Whether starting from scratch with a new kingdom, or adding a settlement to an existing one, you must perform the following steps.

Step 1 – Acquire funds
You’ll need money and resources in the form of build points.

Step 2 — Explore and clear the hex
You’ll need to explore the hex where you want to put the settlement. See the Exploration Time column on the Terrain and Terrain Improvements table. Once you have explored the hex, clear it of monsters and dangerous hazards. The time needed to clear it depends on the nature of the threats; this step is usually handled by you completing adventures there to kill or drive out monsters.

Step 3 — Claim the hex
Once you have BP and have explored and cleared the hex, you can claim it. Spend 1 BP to do so; this represents setting up very basic infrastructure such as clearing paths, hiring patrols, setting up a tent city, and so on. This establishes the hex as part of your kingdom (or the beginning of your kingdom).

Step 4 — Prepare the site for construction
To put a settlement on a claimed hex, you’ll need to prepare it. Depending on the site, this process may involve clearing trees, moving boulders, digging sanitation trenches, and so on. See the Preparation Cost column on the Terrain and Terrain Improvements table.

If your settlement is in a hex containing a canal, lake, ocean, river, or similar large body of water, you must decide which of your settlement’s borders are water (riverbanks, lakeshores, or seashores) or land. Some types of buildings, such as Mills, Piers, and Waterfronts, must be adjacent to water. A new settlement consists of 1 district, represented by the District Grid. Mark the four borders on the District Grid as land or water, as appropriate.

Step 5 — Construct buildings
Construct 1 building in your settlement and pay its BP cost. If this is your kingdom’s first settlement, you should start with an Inn, Shrine, Monastery, or Watchtower. In addition, you may also purchase and construct 1 House, Mansion, Noble Villa, or Tenement. If your first building is an Inn, you must construct a House or Tenement next to it, as building an Inn requires an adjacent House or Tenement. If this is your first settlement, it’s considered your kingdom’s capital city.

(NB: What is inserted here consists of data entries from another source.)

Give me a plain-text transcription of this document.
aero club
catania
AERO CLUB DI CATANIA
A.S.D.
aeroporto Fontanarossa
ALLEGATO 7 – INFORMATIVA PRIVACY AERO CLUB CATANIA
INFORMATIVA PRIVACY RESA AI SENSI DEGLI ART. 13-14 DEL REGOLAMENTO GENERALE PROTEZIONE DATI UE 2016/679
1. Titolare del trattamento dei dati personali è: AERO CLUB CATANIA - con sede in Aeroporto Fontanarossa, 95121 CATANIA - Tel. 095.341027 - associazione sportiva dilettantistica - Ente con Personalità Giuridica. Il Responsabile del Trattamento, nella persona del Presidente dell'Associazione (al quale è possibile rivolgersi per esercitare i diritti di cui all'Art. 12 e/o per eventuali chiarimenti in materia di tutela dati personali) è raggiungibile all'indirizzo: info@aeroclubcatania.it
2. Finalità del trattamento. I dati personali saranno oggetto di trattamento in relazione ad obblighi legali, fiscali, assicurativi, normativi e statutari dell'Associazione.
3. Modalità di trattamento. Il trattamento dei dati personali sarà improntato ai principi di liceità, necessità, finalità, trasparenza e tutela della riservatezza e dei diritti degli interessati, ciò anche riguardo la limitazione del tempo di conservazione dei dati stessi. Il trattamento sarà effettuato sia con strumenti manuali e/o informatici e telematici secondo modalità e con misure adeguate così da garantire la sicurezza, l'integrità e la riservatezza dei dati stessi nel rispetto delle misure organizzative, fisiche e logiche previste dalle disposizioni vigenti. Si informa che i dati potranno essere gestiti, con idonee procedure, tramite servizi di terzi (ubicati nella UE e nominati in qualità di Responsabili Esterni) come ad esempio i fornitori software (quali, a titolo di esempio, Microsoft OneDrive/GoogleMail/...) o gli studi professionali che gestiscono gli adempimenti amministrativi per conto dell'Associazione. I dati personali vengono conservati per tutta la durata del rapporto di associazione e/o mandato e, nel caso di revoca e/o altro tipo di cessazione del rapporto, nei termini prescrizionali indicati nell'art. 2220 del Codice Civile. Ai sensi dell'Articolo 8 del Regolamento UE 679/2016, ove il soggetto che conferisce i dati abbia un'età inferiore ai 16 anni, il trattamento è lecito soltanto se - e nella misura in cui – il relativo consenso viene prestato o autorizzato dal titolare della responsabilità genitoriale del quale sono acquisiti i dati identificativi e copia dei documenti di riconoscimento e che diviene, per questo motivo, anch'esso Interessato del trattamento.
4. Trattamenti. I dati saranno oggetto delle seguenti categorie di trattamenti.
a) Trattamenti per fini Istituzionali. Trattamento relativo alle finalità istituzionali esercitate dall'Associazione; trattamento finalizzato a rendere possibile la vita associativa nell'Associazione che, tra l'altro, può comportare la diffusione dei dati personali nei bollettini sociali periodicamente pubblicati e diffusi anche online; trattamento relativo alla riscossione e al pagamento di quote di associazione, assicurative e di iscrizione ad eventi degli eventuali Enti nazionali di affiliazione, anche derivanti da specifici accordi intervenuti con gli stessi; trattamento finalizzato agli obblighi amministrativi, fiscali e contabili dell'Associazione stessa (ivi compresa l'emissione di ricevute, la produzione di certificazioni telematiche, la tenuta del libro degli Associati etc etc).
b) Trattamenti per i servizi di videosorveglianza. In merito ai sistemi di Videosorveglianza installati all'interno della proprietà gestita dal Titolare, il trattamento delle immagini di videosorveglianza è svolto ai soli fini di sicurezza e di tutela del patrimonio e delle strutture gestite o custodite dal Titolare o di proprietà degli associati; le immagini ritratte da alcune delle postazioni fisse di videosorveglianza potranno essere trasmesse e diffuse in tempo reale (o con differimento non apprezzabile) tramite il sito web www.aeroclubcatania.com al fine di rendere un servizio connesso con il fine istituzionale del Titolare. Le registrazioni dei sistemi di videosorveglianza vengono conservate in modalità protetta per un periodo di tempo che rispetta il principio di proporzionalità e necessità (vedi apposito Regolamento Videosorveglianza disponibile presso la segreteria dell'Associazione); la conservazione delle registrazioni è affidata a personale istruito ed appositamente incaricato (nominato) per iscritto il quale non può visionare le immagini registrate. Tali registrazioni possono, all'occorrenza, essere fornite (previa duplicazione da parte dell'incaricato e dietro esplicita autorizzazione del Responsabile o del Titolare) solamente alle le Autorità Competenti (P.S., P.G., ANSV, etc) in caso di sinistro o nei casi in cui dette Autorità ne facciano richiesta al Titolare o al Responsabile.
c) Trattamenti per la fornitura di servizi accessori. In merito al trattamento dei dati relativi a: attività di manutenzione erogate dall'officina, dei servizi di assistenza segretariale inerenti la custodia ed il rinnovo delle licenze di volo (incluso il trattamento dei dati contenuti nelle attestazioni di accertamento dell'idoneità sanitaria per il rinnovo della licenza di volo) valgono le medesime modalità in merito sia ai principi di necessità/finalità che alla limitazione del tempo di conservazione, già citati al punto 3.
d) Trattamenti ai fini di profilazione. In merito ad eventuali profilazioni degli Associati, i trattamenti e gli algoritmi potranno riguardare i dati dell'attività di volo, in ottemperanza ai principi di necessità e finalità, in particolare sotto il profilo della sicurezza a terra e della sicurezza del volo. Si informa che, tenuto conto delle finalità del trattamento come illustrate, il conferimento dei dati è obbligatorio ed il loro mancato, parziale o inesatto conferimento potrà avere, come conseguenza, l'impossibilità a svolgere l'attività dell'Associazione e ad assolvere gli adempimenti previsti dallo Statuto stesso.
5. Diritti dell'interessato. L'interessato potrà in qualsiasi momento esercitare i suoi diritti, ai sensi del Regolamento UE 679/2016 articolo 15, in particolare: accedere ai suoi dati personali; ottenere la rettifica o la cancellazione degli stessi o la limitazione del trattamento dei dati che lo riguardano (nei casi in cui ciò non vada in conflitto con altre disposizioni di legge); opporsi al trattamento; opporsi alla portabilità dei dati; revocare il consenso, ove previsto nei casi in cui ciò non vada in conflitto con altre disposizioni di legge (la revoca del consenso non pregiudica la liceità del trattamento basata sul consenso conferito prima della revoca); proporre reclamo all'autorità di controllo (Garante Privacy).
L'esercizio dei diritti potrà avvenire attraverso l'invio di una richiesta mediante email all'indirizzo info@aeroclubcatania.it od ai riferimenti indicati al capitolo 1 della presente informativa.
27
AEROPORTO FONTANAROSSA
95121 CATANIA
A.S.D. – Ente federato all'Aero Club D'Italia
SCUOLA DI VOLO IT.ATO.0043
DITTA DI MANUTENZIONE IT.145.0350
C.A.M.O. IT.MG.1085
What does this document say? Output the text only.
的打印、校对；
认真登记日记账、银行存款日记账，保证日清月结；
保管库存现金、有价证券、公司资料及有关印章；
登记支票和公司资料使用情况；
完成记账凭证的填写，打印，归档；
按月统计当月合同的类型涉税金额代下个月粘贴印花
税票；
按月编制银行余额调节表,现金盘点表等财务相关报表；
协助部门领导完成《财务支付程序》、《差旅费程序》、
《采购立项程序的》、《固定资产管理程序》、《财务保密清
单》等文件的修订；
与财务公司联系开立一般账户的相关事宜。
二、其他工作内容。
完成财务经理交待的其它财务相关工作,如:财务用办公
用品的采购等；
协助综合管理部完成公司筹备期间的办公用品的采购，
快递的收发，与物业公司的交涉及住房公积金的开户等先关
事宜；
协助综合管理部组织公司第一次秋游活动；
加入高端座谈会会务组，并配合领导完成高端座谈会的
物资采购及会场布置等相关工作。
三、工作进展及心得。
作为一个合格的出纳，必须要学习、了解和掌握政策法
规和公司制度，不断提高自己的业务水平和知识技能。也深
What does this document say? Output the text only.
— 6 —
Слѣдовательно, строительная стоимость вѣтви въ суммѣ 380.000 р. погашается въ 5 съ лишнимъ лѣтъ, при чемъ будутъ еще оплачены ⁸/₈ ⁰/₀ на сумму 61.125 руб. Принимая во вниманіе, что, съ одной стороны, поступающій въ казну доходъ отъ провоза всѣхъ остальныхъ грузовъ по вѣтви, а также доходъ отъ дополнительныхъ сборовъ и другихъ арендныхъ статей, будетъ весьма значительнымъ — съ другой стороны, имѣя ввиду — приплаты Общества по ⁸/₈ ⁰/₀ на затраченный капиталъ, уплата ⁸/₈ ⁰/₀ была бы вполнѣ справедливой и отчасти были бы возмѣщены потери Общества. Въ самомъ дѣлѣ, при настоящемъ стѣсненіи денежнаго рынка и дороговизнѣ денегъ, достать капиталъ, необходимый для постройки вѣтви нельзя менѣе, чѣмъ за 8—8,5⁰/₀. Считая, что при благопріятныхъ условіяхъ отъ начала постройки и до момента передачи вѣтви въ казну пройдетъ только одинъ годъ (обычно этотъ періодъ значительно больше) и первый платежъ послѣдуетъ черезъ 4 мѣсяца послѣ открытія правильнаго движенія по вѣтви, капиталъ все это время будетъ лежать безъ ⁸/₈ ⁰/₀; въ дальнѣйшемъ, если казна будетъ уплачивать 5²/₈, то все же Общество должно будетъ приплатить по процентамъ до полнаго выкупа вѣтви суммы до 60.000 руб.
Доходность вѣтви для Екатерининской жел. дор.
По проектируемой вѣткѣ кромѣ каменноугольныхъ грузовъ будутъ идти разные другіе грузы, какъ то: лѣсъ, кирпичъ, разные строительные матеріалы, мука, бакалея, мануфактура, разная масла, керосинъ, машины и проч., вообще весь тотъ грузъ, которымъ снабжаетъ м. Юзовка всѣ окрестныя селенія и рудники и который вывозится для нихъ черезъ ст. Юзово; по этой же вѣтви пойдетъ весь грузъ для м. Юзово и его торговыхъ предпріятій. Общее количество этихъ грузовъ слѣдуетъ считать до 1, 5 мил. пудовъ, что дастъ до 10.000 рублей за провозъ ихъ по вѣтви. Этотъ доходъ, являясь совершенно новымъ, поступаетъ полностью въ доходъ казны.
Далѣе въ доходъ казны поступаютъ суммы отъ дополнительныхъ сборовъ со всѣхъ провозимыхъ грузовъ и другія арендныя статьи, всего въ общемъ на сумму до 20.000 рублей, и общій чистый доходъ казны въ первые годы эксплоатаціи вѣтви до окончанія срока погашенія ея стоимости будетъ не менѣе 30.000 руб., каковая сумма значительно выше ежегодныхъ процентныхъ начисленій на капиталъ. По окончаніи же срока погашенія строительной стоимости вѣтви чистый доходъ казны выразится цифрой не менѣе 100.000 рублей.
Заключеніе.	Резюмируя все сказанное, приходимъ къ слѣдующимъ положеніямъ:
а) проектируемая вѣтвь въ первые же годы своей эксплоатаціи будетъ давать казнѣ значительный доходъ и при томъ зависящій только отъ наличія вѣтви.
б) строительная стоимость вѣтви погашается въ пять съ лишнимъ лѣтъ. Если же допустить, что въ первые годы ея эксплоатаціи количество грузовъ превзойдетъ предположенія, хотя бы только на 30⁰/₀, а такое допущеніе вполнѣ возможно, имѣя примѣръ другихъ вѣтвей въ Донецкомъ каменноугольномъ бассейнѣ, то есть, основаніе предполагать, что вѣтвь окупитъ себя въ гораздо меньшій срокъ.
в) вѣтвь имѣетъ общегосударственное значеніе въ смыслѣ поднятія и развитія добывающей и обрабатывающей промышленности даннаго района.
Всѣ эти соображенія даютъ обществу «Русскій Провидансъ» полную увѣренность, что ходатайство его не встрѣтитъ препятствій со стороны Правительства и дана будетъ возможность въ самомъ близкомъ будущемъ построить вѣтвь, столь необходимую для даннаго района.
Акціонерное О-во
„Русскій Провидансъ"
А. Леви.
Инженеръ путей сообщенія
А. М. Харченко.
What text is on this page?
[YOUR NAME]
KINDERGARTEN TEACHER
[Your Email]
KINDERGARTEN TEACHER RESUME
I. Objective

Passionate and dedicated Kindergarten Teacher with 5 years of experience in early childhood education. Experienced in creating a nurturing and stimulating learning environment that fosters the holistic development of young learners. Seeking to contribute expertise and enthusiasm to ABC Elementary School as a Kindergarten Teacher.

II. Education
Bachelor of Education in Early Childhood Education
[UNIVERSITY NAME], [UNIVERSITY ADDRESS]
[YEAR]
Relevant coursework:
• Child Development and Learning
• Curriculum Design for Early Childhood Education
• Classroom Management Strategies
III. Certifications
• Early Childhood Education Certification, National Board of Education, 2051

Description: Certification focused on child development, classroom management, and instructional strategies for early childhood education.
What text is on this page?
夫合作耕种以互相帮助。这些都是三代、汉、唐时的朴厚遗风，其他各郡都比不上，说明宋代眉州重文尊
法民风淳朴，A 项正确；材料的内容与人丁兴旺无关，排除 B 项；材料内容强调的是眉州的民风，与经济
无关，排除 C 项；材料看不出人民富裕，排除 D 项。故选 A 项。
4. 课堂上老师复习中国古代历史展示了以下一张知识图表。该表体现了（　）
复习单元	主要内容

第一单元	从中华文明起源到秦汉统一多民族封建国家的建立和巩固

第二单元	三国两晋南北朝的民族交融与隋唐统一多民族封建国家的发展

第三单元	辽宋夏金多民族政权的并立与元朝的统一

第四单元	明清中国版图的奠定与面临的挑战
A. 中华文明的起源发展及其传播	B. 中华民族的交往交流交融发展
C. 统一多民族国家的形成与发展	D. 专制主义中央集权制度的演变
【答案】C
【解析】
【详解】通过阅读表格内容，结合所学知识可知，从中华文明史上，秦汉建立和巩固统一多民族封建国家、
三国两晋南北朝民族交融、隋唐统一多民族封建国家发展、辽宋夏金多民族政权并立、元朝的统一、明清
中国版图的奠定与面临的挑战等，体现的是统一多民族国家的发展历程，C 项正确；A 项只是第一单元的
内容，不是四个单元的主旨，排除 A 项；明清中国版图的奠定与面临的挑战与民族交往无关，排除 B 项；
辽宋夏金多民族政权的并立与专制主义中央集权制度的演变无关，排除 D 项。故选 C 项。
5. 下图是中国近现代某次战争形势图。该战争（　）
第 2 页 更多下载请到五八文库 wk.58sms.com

Terrain and Terrain Improvements
Terrain Explore Time 1 Prep Time 2 Prep Cost 3 Farm Cost 4 Road Cost 5
Cavern 6 3 days 3 months 8 BP - 4 BP
Desert 2 days 1 month 4 BP 8 BP 4 BP
Forest 2 days 2 months 4 BP - 2 BP
Hills 1 day 1 month 2 BP 4 BP 3 BP
Jungle 2 days 4 months 12 BP - 4 BP
Marsh 3 day 3 months 8 BP - 4 BP
Mountains 3 days 4 months 12 BP - 4 BP
Plains 1 day Immediate 1 BP 2 BP 1 BP
Water 2 days - - - -
1 Exploration time represents how many days a typical scouting party requires to explore a hex of this type. These times assume a party Pace of 6".
2 Preparation time represents the months of labor (beginning with the current turn) required to prepare the hex for settlement.
3 Preparation cost represents the BP cost to clear a hex of this type in preparation for founding a settlement.
4 Farm cost represents the BP cost to cultivate a hex for farming. A Farm must be within or adjacent to a hex containing a river, lake, swamp, or Canal, or adjacent to at least 2 hexes that already contain Farms.
5 Road cost represents the BP cost to establish a Road that crosses a hex and connects to all adjacent hexes. The cost to build a Road doubles if the hex contains rivers. A kingdom with a Size of 26 or greater can build a Highway (or upgrade a Road to a Highway).
6 This is a large system of caves and underground passages and can be found in any terrain type except Marsh. It functions as an additional hex that exists underground, below the surface hex.